Have you ever thought you completely knew a story, inside and out, only to see some new information that shatters what you had come to accept as unquestioned fact? Well, Richard Nixon is that story, and Nixon’s First Cover-up is that new information.
With few exceptions, the religious ideologies and backgrounds of U.S. presidents is a topic sorely lacking in analysis. H. Larry Ingle seeks to remedy this situation regarding Nixon—one of the most controversial and intriguing of the presidents. Ingle delves more deeply into Nixon’s Quaker background than any previous scholar to observe the role Nixon’s religion played in his political career.

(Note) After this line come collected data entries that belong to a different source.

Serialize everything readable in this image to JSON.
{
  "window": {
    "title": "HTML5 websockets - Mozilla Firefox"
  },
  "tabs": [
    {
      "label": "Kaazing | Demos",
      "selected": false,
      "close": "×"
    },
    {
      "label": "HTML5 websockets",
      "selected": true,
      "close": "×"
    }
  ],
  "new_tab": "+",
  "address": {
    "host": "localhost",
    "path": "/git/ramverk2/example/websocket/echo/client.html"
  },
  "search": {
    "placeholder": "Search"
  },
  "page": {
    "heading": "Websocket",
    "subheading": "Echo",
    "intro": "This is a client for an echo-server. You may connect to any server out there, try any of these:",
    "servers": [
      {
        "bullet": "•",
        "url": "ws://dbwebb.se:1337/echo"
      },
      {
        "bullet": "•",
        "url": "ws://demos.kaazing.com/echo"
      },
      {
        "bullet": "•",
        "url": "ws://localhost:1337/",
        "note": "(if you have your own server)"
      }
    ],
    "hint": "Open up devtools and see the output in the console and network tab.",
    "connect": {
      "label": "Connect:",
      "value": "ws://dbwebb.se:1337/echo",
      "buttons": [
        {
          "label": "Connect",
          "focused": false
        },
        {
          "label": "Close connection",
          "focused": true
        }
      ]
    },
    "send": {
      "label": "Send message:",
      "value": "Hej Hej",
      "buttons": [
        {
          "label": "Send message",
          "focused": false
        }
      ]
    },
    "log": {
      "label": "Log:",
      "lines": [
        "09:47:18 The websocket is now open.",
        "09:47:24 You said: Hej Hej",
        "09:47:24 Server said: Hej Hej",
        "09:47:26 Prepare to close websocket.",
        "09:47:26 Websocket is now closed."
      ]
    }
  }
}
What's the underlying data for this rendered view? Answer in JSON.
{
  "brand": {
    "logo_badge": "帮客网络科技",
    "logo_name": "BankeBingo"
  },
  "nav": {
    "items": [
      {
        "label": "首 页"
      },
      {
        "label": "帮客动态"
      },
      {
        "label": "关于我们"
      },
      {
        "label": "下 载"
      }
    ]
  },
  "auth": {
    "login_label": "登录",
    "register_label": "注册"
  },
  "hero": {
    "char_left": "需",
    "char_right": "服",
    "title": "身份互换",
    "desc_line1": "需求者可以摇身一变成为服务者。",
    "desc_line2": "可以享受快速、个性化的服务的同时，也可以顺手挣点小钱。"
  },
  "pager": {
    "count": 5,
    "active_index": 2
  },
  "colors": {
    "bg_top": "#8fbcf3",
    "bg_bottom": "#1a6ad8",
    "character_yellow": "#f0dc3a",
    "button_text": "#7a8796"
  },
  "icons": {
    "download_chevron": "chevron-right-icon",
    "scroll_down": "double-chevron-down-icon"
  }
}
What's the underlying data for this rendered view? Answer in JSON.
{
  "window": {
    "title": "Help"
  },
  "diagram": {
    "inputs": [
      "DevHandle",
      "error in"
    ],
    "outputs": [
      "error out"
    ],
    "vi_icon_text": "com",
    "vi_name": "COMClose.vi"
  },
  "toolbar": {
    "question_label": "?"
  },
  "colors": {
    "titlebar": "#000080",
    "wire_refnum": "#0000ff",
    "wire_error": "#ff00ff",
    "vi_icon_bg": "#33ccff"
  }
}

Nixon’s unique and personally tailored brand of evangelical Quakerism stayed hidden when he wanted it to, but was on display whenever he felt it might help him advance his career in some way. Ingle’s unparalleled knowledge of Quakerism enables him to deftly point out how Nixon bent the traditional rules of the religion to suit his needs or, in some cases, simply ignored them entirely. This theme of the constant contradiction between Nixon’s actions and his apparent religious beliefs makes Nixon’s First Cover-up truly a groundbreaking study both in the field of Nixon research as well as the field of the influence of religion on the U.S. presidency. Forty years after Nixon’s resignation from office, Ingle’s work proves there remains much about the thirty-seventh president that the American public does not yet know.
A fascinating study by a respected Quaker historian, who makes abundantly clear that he does not like Nixon (a feeling that I happen to share). I was searching for something sympathetic in Ingle's portrait of Nixon but found nothing. And maybe Nixon was totally despicable, though I would like to "answer that of God in" him, to use Quaker lingo. Nevertheless, I recommend this book highly for all of us baby-boomers.
Some interesting tidbits in this book about Nixon and his Quaker upbringing. For an academic historian, Ingle had some surprising instances of lapsed precision, particulalry in his footnotes. Also interesting was the author’s insistence and seeming contradictions throughtout that Nixon had not been impacted by his Quaker heritage but still insisted on analyzing the rest of his life according to the assumption that he maintained his Quaker faith.